Auch ein Auftrag aus Deutschland ist offenbar in Arbeit: So verhandle der Ferienflieger Condor über den Kauf von 40 Airbus-Jets aus der Modellfamilie A320neo, berichtet Bloomberg und beruft sich dabei auf mit der Sache vertraute Personen. Von der Langversion A321neo hat Airbus auch eine Langstreckenversion unter dem Namen A321XLR entwickelt, die im Juni ihren Erstflug absolvierte und Anfang 2024 erstmals ausgeliefert werden soll.
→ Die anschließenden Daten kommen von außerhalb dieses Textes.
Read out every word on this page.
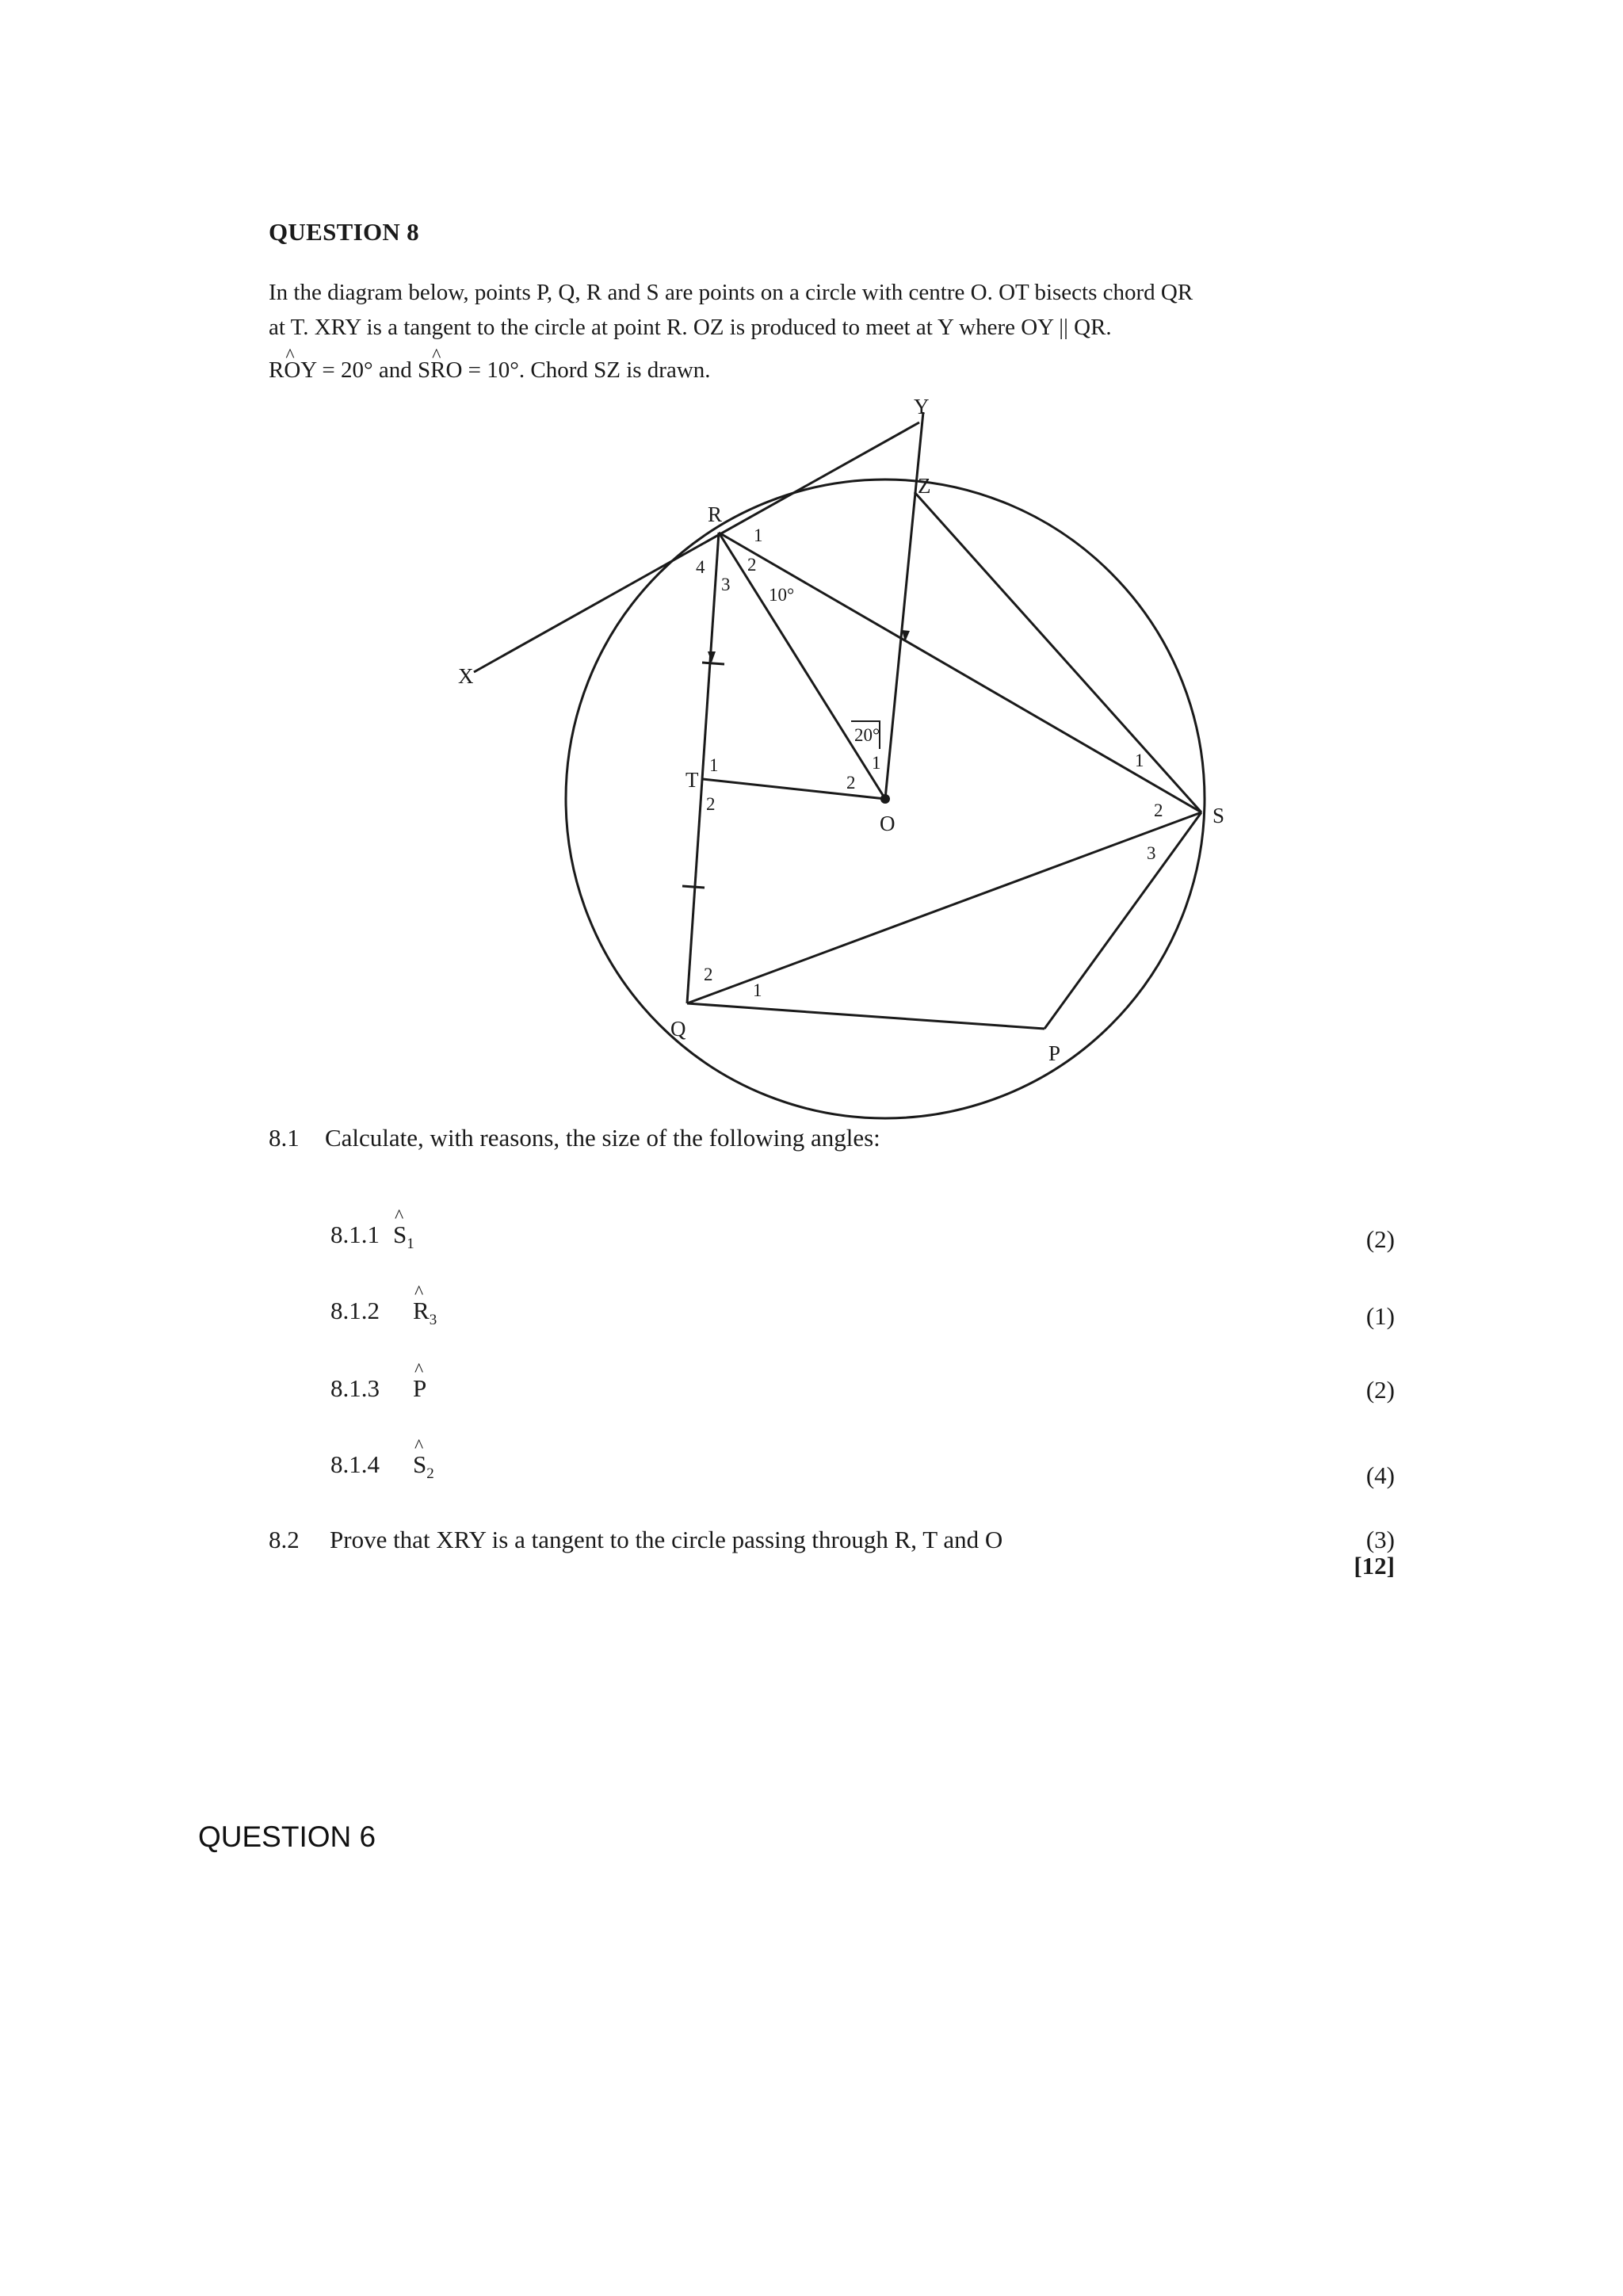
QUESTION 8
In the diagram below, points P, Q, R and S are points on a circle with centre O. OT bisects chord QR
at T. XRY is a tangent to the circle at point R. OZ is produced to meet at Y where OY || QR.
R^ OY = 20° and S^ RO = 10°. Chord SZ is drawn.
X
Y
Z
R
T
O	S
Q
P
1
2
3
4
10°
1
2
20°
1
2
1
2
3
2
1
8.1 Calculate, with reasons, the size of the following angles:
8.1.1 ^ $S_1$	(2)
8.1.2 ^ $R_3$	(1)
8.1.3 ^ P	(2)
8.1.4 ^ $S_2$	(4)
8.2 Prove that XRY is a tangent to the circle passing through R, T and O	(3)
[12]
QUESTION 6
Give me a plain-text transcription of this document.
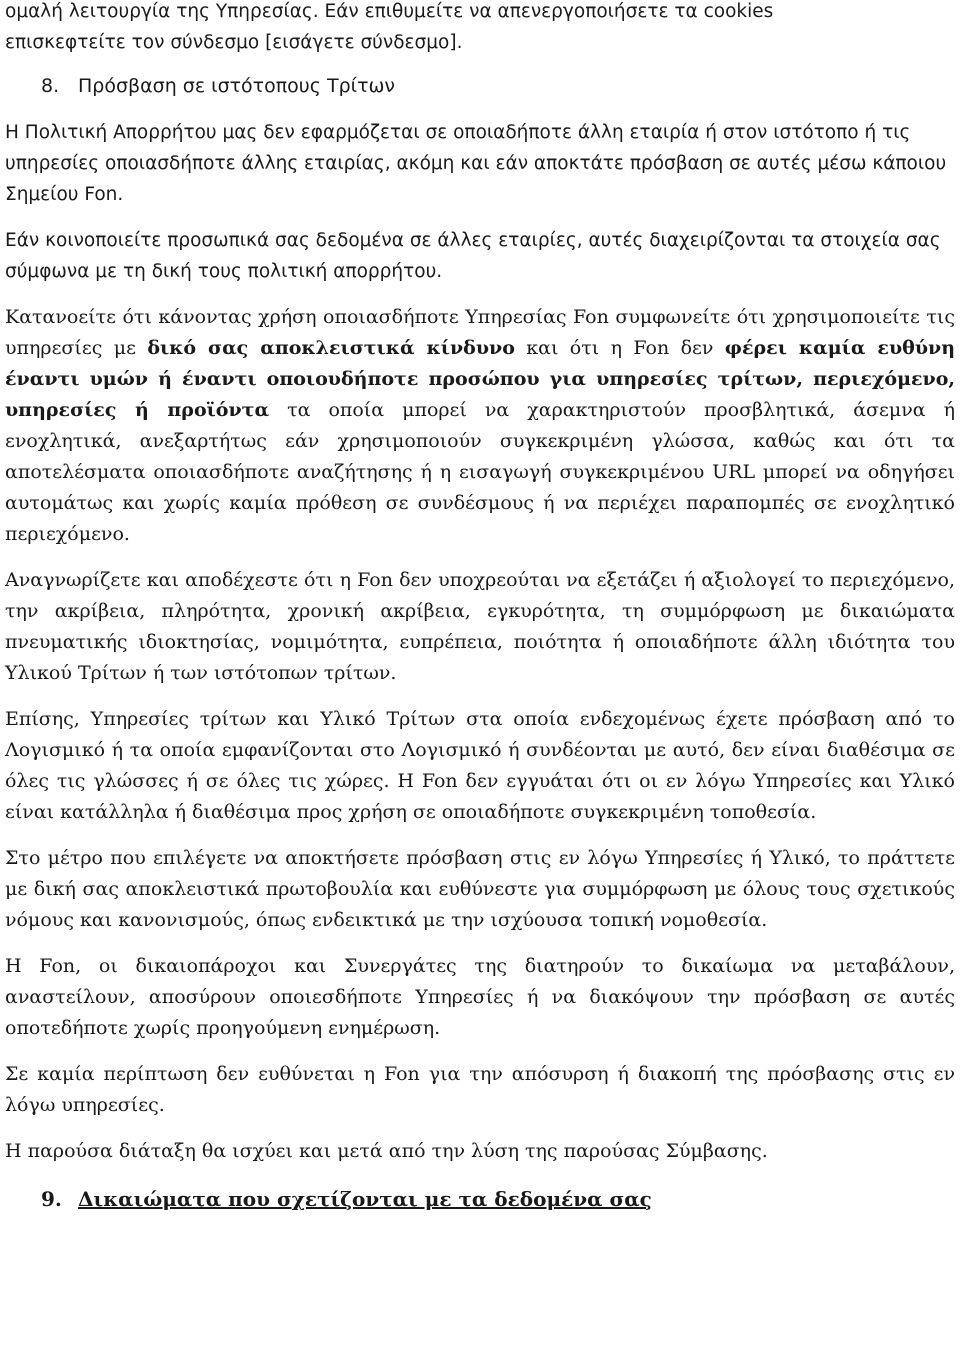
ομαλή λειτουργία της Υπηρεσίας. Εάν επιθυμείτε να απενεργοποιήσετε τα cookies

επισκεφτείτε τον σύνδεσμο [εισάγετε σύνδεσμο].

8. Πρόσβαση σε ιστότοπους Τρίτων

Η Πολιτική Απορρήτου μας δεν εφαρμόζεται σε οποιαδήποτε άλλη εταιρία ή στον ιστότοπο ή τις υπηρεσίες οποιασδήποτε άλλης εταιρίας, ακόμη και εάν αποκτάτε πρόσβαση σε αυτές μέσω κάποιου Σημείου Fon.

Εάν κοινοποιείτε προσωπικά σας δεδομένα σε άλλες εταιρίες, αυτές διαχειρίζονται τα στοιχεία σας σύμφωνα με τη δική τους πολιτική απορρήτου.

Κατανοείτε ότι κάνοντας χρήση οποιασδήποτε Υπηρεσίας Fon συμφωνείτε ότι χρησιμοποιείτε τις υπηρεσίες με δικό σας αποκλειστικά κίνδυνο και ότι η Fon δεν φέρει καμία ευθύνη έναντι υμών ή έναντι οποιουδήποτε προσώπου για υπηρεσίες τρίτων, περιεχόμενο, υπηρεσίες ή προϊόντα τα οποία μπορεί να χαρακτηριστούν προσβλητικά, άσεμνα ή ενοχλητικά, ανεξαρτήτως εάν χρησιμοποιούν συγκεκριμένη γλώσσα, καθώς και ότι τα αποτελέσματα οποιασδήποτε αναζήτησης ή η εισαγωγή συγκεκριμένου URL μπορεί να οδηγήσει αυτομάτως και χωρίς καμία πρόθεση σε συνδέσμους ή να περιέχει παραπομπές σε ενοχλητικό περιεχόμενο.

Αναγνωρίζετε και αποδέχεστε ότι η Fon δεν υποχρεούται να εξετάζει ή αξιολογεί το περιεχόμενο, την ακρίβεια, πληρότητα, χρονική ακρίβεια, εγκυρότητα, τη συμμόρφωση με δικαιώματα πνευματικής ιδιοκτησίας, νομιμότητα, ευπρέπεια, ποιότητα ή οποιαδήποτε άλλη ιδιότητα του Υλικού Τρίτων ή των ιστότοπων τρίτων.

Επίσης, Υπηρεσίες τρίτων και Υλικό Τρίτων στα οποία ενδεχομένως έχετε πρόσβαση από το Λογισμικό ή τα οποία εμφανίζονται στο Λογισμικό ή συνδέονται με αυτό, δεν είναι διαθέσιμα σε όλες τις γλώσσες ή σε όλες τις χώρες. Η Fon δεν εγγυάται ότι οι εν λόγω Υπηρεσίες και Υλικό είναι κατάλληλα ή διαθέσιμα προς χρήση σε οποιαδήποτε συγκεκριμένη τοποθεσία.

Στο μέτρο που επιλέγετε να αποκτήσετε πρόσβαση στις εν λόγω Υπηρεσίες ή Υλικό, το πράττετε με δική σας αποκλειστικά πρωτοβουλία και ευθύνεστε για συμμόρφωση με όλους τους σχετικούς νόμους και κανονισμούς, όπως ενδεικτικά με την ισχύουσα τοπική νομοθεσία.

Η Fon, οι δικαιοπάροχοι και Συνεργάτες της διατηρούν το δικαίωμα να μεταβάλουν, αναστείλουν, αποσύρουν οποιεσδήποτε Υπηρεσίες ή να διακόψουν την πρόσβαση σε αυτές οποτεδήποτε χωρίς προηγούμενη ενημέρωση.

Σε καμία περίπτωση δεν ευθύνεται η Fon για την απόσυρση ή διακοπή της πρόσβασης στις εν λόγω υπηρεσίες.

Η παρούσα διάταξη θα ισχύει και μετά από την λύση της παρούσας Σύμβασης.

9. Δικαιώματα που σχετίζονται με τα δεδομένα σας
Airbus wollte die Informationen zu den Bestellungen nicht kommentieren. Auch Condor lehnte eine Stellungnahme ab.

Über weitere Bestellungen wird noch bis auf den letzten Drücker verhandelt. Hier wurden die indische Fluggesellschaft Jet Airways genannt, die auch mit dem brasilianischen Herstellers Embraer <BREMBRACNOR4> spreche, sowie marokkanische Gesellschaft Royal Air Maroc.

Vor allem für Boeing sind neue Bestellungen wichtig. Der US-Konzern ist im Massengeschäft mit Mittelstreckenjets deutlich hinter Airbus zurückgefallen. In den vergangenen zehn Jahren hat der europäische Flugzeugbauer seinen Marktanteil in diesem Bereich auf fast 70 Prozent gesteigert, nachdem die beiden Hersteller dort zuvor jeweils die Hälfte der Nachfrage auf sich vereint hatten. In ihren Marktprognosen für die kommenden 20 Jahre gehen beide Konzerne davon aus, dass rund drei Viertel aller Flugzeugauslieferungen auf diese Schmalrumpf-Flugzeuge mit einem Mittelgang zwischen den Sitzen entfallen.